Une délégation de Reporters sans frontières a pu rencontrer le père Guy Theunis, ancien responsable de la revue Dialogue, actuellement incarcéré à la prison centrale de Kigali. Ses conditions de détention sont correctes et il reste optimiste. Reporters sans frontières, qui estime que les charges retenues contre lui sont sans fondement, rendra public très prochainement un rapport détaillé sur cette affaire.
Une délégation de Reporters sans frontières, qui s'est rendue au Rwanda du 30 septembre au 6 octobre 2005, a pu rencontrer le père Guy Theunis, ancien responsable de la revue Dialogue, actuellement incarcéré à la prison centrale de Kigali.
Le père Theunis va bien. Ses conditions de détention sont correctes et il reste optimiste. "La première nuit passée au poste de police a été très dure, mais ensuite j'ai été bien traité. J'ai été bien accueilli par les autres détenus, et je reçois des visites régulières des représentants de l'ambassade de Belgique et des Pères Blancs basés à Kigali", a raconté l'ancien journaliste à Reporters sans frontières.
Reporters sans frontières rendra public très prochainement un rapport détaillé sur cette affaire, notamment sur l'ensemble des "accusations" portées contre le père Theunis.
L'organisation de défense de la liberté de la presse a enquêté sur les accusations de "négationnisme" et "d'incitation à la haine ethnique" retenues contre le prêtre lors de son audience devant un tribunal populaire, le 11 septembre. Après avoir rencontré les principaux témoins à charge et recueilli de nombreux témoignages et documents, l'organisation confirme que rien ne justifie l'arrestation du père Theunis. "Les accusations portées contre lui n'ont aucun fondement. Rien, dans les documents présentés lors de l'audience devant la gacaca, ni ultérieurement, ne prouve que Guy Theunis aurait incité d'une quelconque façon à la haine ethnique ou nié l'existence du génocide rwandais de 1994", a déclaré Reporters sans frontières.

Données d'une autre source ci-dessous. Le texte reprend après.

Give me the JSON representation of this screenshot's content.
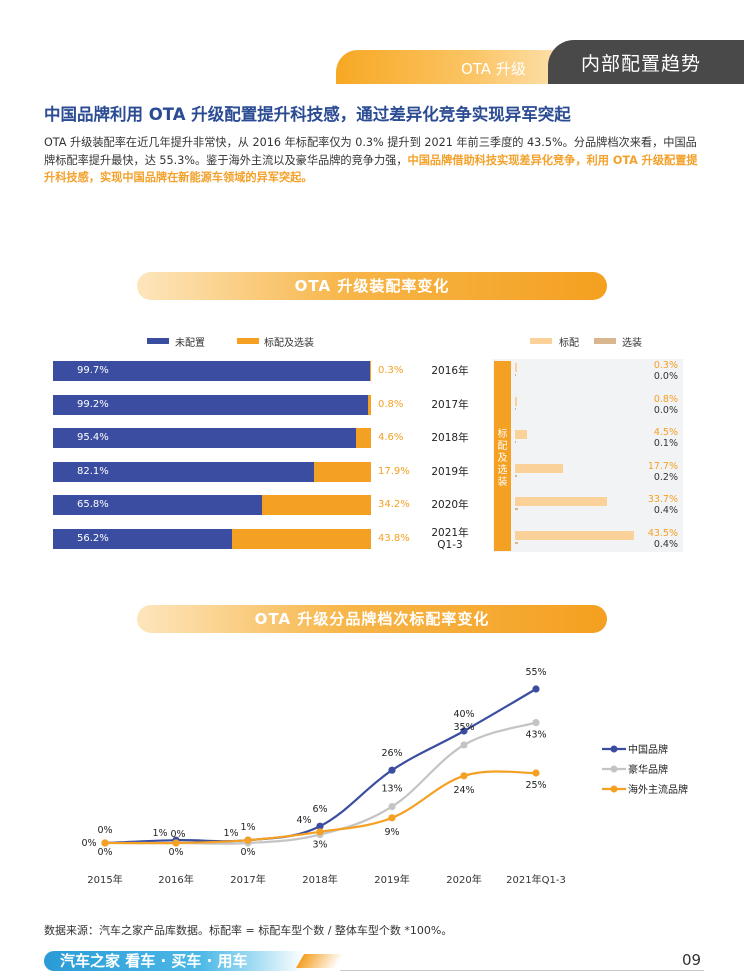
{
  "header": {
    "tab_ota": "OTA 升级",
    "tab_section": "内部配置趋势"
  },
  "headline": "中国品牌利用 OTA 升级配置提升科技感，通过差异化竞争实现异军突起",
  "intro": {
    "part1": "OTA 升级装配率在近几年提升非常快，从 2016 年标配率仅为 0.3% 提升到 2021 年前三季度的 43.5%。分品牌档次来看，中国品牌标配率提升最快，达 55.3%。鉴于海外主流以及豪华品牌的竞争力强，",
    "highlight": "中国品牌借助科技实现差异化竞争，利用 OTA 升级配置提升科技感，实现中国品牌在新能源车领域的异军突起。"
  },
  "chart1": {
    "title": "OTA 升级装配率变化",
    "legend_left": [
      "未配置",
      "标配及选装"
    ],
    "legend_right": [
      "标配",
      "选装"
    ],
    "vertical_label": "标配及选装",
    "rows": [
      {
        "year": "2016年",
        "year2": "",
        "none": "99.7%",
        "std": "0.3%",
        "r_std": "0.3%",
        "r_opt": "0.0%"
      },
      {
        "year": "2017年",
        "year2": "",
        "none": "99.2%",
        "std": "0.8%",
        "r_std": "0.8%",
        "r_opt": "0.0%"
      },
      {
        "year": "2018年",
        "year2": "",
        "none": "95.4%",
        "std": "4.6%",
        "r_std": "4.5%",
        "r_opt": "0.1%"
      },
      {
        "year": "2019年",
        "year2": "",
        "none": "82.1%",
        "std": "17.9%",
        "r_std": "17.7%",
        "r_opt": "0.2%"
      },
      {
        "year": "2020年",
        "year2": "",
        "none": "65.8%",
        "std": "34.2%",
        "r_std": "33.7%",
        "r_opt": "0.4%"
      },
      {
        "year": "2021年",
        "year2": "Q1-3",
        "none": "56.2%",
        "std": "43.8%",
        "r_std": "43.5%",
        "r_opt": "0.4%"
      }
    ]
  },
  "chart2": {
    "title": "OTA 升级分品牌档次标配率变化",
    "categories": [
      "2015年",
      "2016年",
      "2017年",
      "2018年",
      "2019年",
      "2020年",
      "2021年Q1-3"
    ],
    "series": [
      {
        "name": "中国品牌",
        "values": [
          0,
          1,
          1,
          6,
          26,
          40,
          55
        ],
        "labels": [
          "0%",
          "1%",
          "1%",
          "6%",
          "26%",
          "40%",
          "55%"
        ]
      },
      {
        "name": "豪华品牌",
        "values": [
          0,
          0,
          0,
          3,
          13,
          35,
          43
        ],
        "labels": [
          "0%",
          "0%",
          "0%",
          "3%",
          "13%",
          "35%",
          "43%"
        ]
      },
      {
        "name": "海外主流品牌",
        "values": [
          0,
          0,
          1,
          4,
          9,
          24,
          25
        ],
        "labels": [
          "0%",
          "0%",
          "1%",
          "4%",
          "9%",
          "24%",
          "25%"
        ]
      }
    ]
  },
  "chart_data": [
    {
      "type": "bar",
      "title": "OTA 升级装配率变化",
      "categories": [
        "2016年",
        "2017年",
        "2018年",
        "2019年",
        "2020年",
        "2021年Q1-3"
      ],
      "series": [
        {
          "name": "未配置",
          "values": [
            99.7,
            99.2,
            95.4,
            82.1,
            65.8,
            56.2
          ]
        },
        {
          "name": "标配及选装",
          "values": [
            0.3,
            0.8,
            4.6,
            17.9,
            34.2,
            43.8
          ]
        },
        {
          "name": "标配",
          "values": [
            0.3,
            0.8,
            4.5,
            17.7,
            33.7,
            43.5
          ]
        },
        {
          "name": "选装",
          "values": [
            0.0,
            0.0,
            0.1,
            0.2,
            0.4,
            0.4
          ]
        }
      ]
    },
    {
      "type": "line",
      "title": "OTA 升级分品牌档次标配率变化",
      "categories": [
        "2015年",
        "2016年",
        "2017年",
        "2018年",
        "2019年",
        "2020年",
        "2021年Q1-3"
      ],
      "series": [
        {
          "name": "中国品牌",
          "values": [
            0,
            1,
            1,
            6,
            26,
            40,
            55
          ]
        },
        {
          "name": "豪华品牌",
          "values": [
            0,
            0,
            0,
            3,
            13,
            35,
            43
          ]
        },
        {
          "name": "海外主流品牌",
          "values": [
            0,
            0,
            1,
            4,
            9,
            24,
            25
          ]
        }
      ]
    }
  ],
  "colors": {
    "blue": "#3a4da0",
    "orange": "#f4a023",
    "gray": "#c4c4c4",
    "light_orange": "#fbd19a"
  },
  "source": "数据来源：汽车之家产品库数据。标配率 = 标配车型个数 / 整体车型个数 *100%。",
  "footer": {
    "brand": "汽车之家 看车 · 买车 · 用车",
    "page": "09"
  }
}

"Cette affaire est politique. Aucune enquête n'a vraisemblablement été menée en amont par les autorités judiciaires. Il semble que le parquet rwandais a signé un mandat d'arrêt sous la pression de certains cadres du Front patriotique rwandais (FPR, au pouvoir), dont certains ont témoigné contre Guy Theunis lors de son audience devant un tribunal populaire. Par ailleurs, la promesse faite par le gouvernement rwandais d'extrader Guy Theunis vers la Belgique à la seule condition qu'un procès ait lieu à Bruxelles n'est pas acceptable. En effet, les éléments produits par la justice rwandaise ne justifient même pas la tenue d'un procès."
Le 11 septembre 2005, à l'issue d'une audience publique, une gacaca du district de Rugenge (Kigali) a placé le père Guy Theunis dans la catégorie 1 des individus accusés d'avoir une responsabilité particulièrement grave dans le génocide de 1994. Il a aussitôt été renvoyé à la prison centrale de Kigali.

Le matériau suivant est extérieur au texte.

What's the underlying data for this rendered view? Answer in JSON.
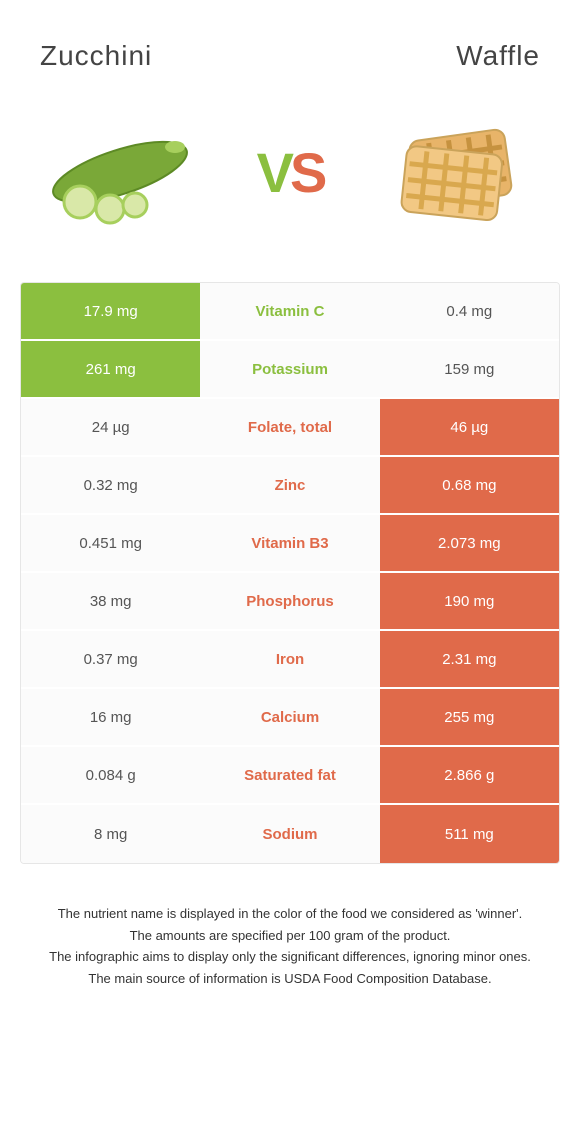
{
  "left": {
    "name": "Zucchini",
    "color": "#8bbf3f"
  },
  "right": {
    "name": "Waffle",
    "color": "#e06a4a"
  },
  "neutral_bg": "#fbfbfb",
  "rows": [
    {
      "left": "17.9 mg",
      "label": "Vitamin C",
      "right": "0.4 mg",
      "winner": "left"
    },
    {
      "left": "261 mg",
      "label": "Potassium",
      "right": "159 mg",
      "winner": "left"
    },
    {
      "left": "24 µg",
      "label": "Folate, total",
      "right": "46 µg",
      "winner": "right"
    },
    {
      "left": "0.32 mg",
      "label": "Zinc",
      "right": "0.68 mg",
      "winner": "right"
    },
    {
      "left": "0.451 mg",
      "label": "Vitamin B3",
      "right": "2.073 mg",
      "winner": "right"
    },
    {
      "left": "38 mg",
      "label": "Phosphorus",
      "right": "190 mg",
      "winner": "right"
    },
    {
      "left": "0.37 mg",
      "label": "Iron",
      "right": "2.31 mg",
      "winner": "right"
    },
    {
      "left": "16 mg",
      "label": "Calcium",
      "right": "255 mg",
      "winner": "right"
    },
    {
      "left": "0.084 g",
      "label": "Saturated fat",
      "right": "2.866 g",
      "winner": "right"
    },
    {
      "left": "8 mg",
      "label": "Sodium",
      "right": "511 mg",
      "winner": "right"
    }
  ],
  "footer": [
    "The nutrient name is displayed in the color of the food we considered as 'winner'.",
    "The amounts are specified per 100 gram of the product.",
    "The infographic aims to display only the significant differences, ignoring minor ones.",
    "The main source of information is USDA Food Composition Database."
  ]
}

Il a été accusé d'incitation à la haine et au divisionnisme, notamment pour avoir publié des extraits d'articles du journal extrémiste Kangura dans une revue de presse éditée par Dialogue. Ce travail avait pour objectif d'informer les abonnés des dérives des médias extrémistes.
Le père Theunis a été arrêté le 6 septembre à l'aéroport de Kigali alors qu'il s'apprêtait à prendre l'avion pour retourner en Belgique. Il s'était rendu dans l'est de la République démocratique du Congo voisine pour participer à un séminaire sur la paix et la réconciliation.
Agé de 60 ans, ce missionnaire belge, membre de la Société des missionnaires d'Afrique, est le premier ressortissant étranger à comparaître devant les gacacas, ces tribunaux populaires mis en place pour juger les centaines de milliers d'individus toujours détenus et accusés d'être impliqués dans le génocide de 1994.